Che succederà ora? In Germania ci si prepara alle elezioni e bisognerà vedere se nel governo nascituro peseranno con più forza le componenti tradizionalmente più occidentaliste ed atlantiste della politica, facenti capo ai liberali Fdp, e le nuove frange liberal legate ai Verdi, che rappresentano il punto di riferimento dei progressisti di oltre Oceano. Un’ascesa di Fdp e Verdi come membri di un governo guidati dalla Cdu post-merkeliana o dalla Spd complicherebbe le prospettive di espansione della relazione speciale costruita nei governi della larga coalizione Cdu-Spd. Mentre su scala europea l’Unione avrà bisogno di un leader capace di farsi portavoce di fronte a Putin delle istanze del Vecchio Continente e capace di agire con scaltrezza sul fronte politico, diplomatico, economico, energetico.

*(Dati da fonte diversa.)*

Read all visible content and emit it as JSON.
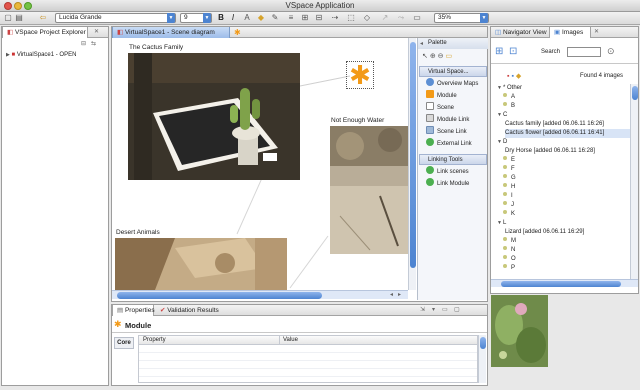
{
  "window": {
    "title": "VSpace Application"
  },
  "toolbar": {
    "font_family": "Lucida Grande",
    "font_size": "9",
    "zoom": "35%",
    "bold": "B",
    "italic": "I"
  },
  "explorer": {
    "tab": "VSpace Project Explorer",
    "root_item": "VirtualSpace1 - OPEN"
  },
  "editor": {
    "tab": "VirtualSpace1 - Scene diagram",
    "scenes": [
      {
        "label": "The Cactus Family"
      },
      {
        "label": "Not Enough Water"
      },
      {
        "label": "Desert Animals"
      }
    ]
  },
  "palette": {
    "title": "Palette",
    "sections": [
      {
        "title": "Virtual Space...",
        "items": [
          "Overview Maps",
          "Module",
          "Scene",
          "Module Link",
          "Scene Link",
          "External Link"
        ]
      },
      {
        "title": "Linking Tools",
        "items": [
          "Link scenes",
          "Link Module"
        ]
      }
    ]
  },
  "right_panel": {
    "tabs": [
      "Navigator View",
      "Images"
    ],
    "search_label": "Search",
    "found_text": "Found 4 images",
    "tree": [
      {
        "text": "* Other",
        "kind": "group-open"
      },
      {
        "text": "A",
        "kind": "dot"
      },
      {
        "text": "B",
        "kind": "dot"
      },
      {
        "text": "C",
        "kind": "group-open"
      },
      {
        "text": "Cactus family [added 06.06.11 16:26]",
        "kind": "child"
      },
      {
        "text": "Cactus flower [added 06.06.11 16:41]",
        "kind": "child-selected"
      },
      {
        "text": "D",
        "kind": "group-open"
      },
      {
        "text": "Dry Horse [added 06.06.11 16:28]",
        "kind": "child"
      },
      {
        "text": "E",
        "kind": "dot"
      },
      {
        "text": "F",
        "kind": "dot"
      },
      {
        "text": "G",
        "kind": "dot"
      },
      {
        "text": "H",
        "kind": "dot"
      },
      {
        "text": "I",
        "kind": "dot"
      },
      {
        "text": "J",
        "kind": "dot"
      },
      {
        "text": "K",
        "kind": "dot"
      },
      {
        "text": "L",
        "kind": "group-open"
      },
      {
        "text": "Lizard [added 06.06.11 16:29]",
        "kind": "child"
      },
      {
        "text": "M",
        "kind": "dot"
      },
      {
        "text": "N",
        "kind": "dot"
      },
      {
        "text": "O",
        "kind": "dot"
      },
      {
        "text": "P",
        "kind": "dot"
      }
    ]
  },
  "bottom": {
    "tabs": [
      "Properties",
      "Validation Results"
    ],
    "module_title": "Module",
    "side_tab": "Core",
    "columns": [
      "Property",
      "Value"
    ]
  },
  "colors": {
    "accent_blue": "#4d84d1",
    "selection": "#d8e4f6",
    "module_orange": "#f39a17"
  }
}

Possibile che anche su questo fronte l’erede di Angela Merkel possa essere italiano e rispondere al nome di Mario Draghi? L’Italia è, dopo la Germania, la nazione europea con cui la Russia ha il rapporto più intenso, sentimentale, approfondito. Trarre dei dividendi strategici e rafforzare un dialogo franco con Mosca nella fase di vuoto di leadership in Germania non sarebbe per Roma un obiettivo utopistico Specie se su molti temi (dalle forniture energetiche alla Libia, dall’Afghanistan alla lotta al Covid) l’interlocuzione con Mosca si farà, nei mesi a venire, sempre più fondamentale sarà meglio trovarsi nel ruolo di ponte diplomatico che la Germania ha negli ultimi anni interpretato. E come ha ricordato Gianni Bessi parlando con Inside Over dell’eredità della Merkel, l’inquilino di Palazzo Chigi appare come l’unico leader europeo che può nei prossimi mesi raccogliere il testimone della donna più potente d’Europa, sulla Russia e non solo.